Cation fluxes cause plasma membrane depolarization involved in beta-glucan elicitor-signaling in soybean roots

Inducible and specific ion fluxes on plasma membranes represent very early events during elicitation of plant cells. The hierarchy of such ion fluxes involved is still unknown. The effect of Phytophthora sojae-derived beta-glucan elicitors on the plasma membrane potential as well as on surface K+, Ca2+, and H+ fluxes has been investigated on soybean roots using ion-selective microelectrodes. Beta-Glucans with different degrees of polymerization transiently depolarized the plasma membrane. The elicitor concentration necessary for half-maximal depolarization closely resembled the corresponding binding affinities of soybean root membranes toward the respective beta-glucans. Upon repeated elicitor treatment, the root cells responded partially refractory, suggesting a complex responsiveness of the system.
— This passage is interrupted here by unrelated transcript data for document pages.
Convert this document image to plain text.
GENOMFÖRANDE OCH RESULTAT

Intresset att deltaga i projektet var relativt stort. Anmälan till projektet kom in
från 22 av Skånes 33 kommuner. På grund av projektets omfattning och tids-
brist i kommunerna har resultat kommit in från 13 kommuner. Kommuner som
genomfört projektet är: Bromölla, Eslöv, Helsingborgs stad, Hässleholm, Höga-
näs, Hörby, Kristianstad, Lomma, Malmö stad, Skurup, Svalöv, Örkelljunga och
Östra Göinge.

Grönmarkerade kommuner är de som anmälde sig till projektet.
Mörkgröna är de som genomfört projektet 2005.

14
Within the root hair space, characteristic decreasing K(+)- and Ca(2+)-free concentrations were induced by the elicitors, probably causing depolarization through the influx of positive charges. Whereas K+ fluxes were inverted after passing the K+ equilibrium (Nernst-) potential, Ca2+ influx continued. No anion fluxes sufficient to account for charge compensation were observed under the same experimental conditions. K+ and Ca2+ fluxes as well as depolarization were inhibited by 100 microM or less of the Ca2+ antagonist La3+. Contrasting other systems, in soybean the main cause for elicitor-induced plasma membrane depolarization is the activation of cation instead of anion fluxes.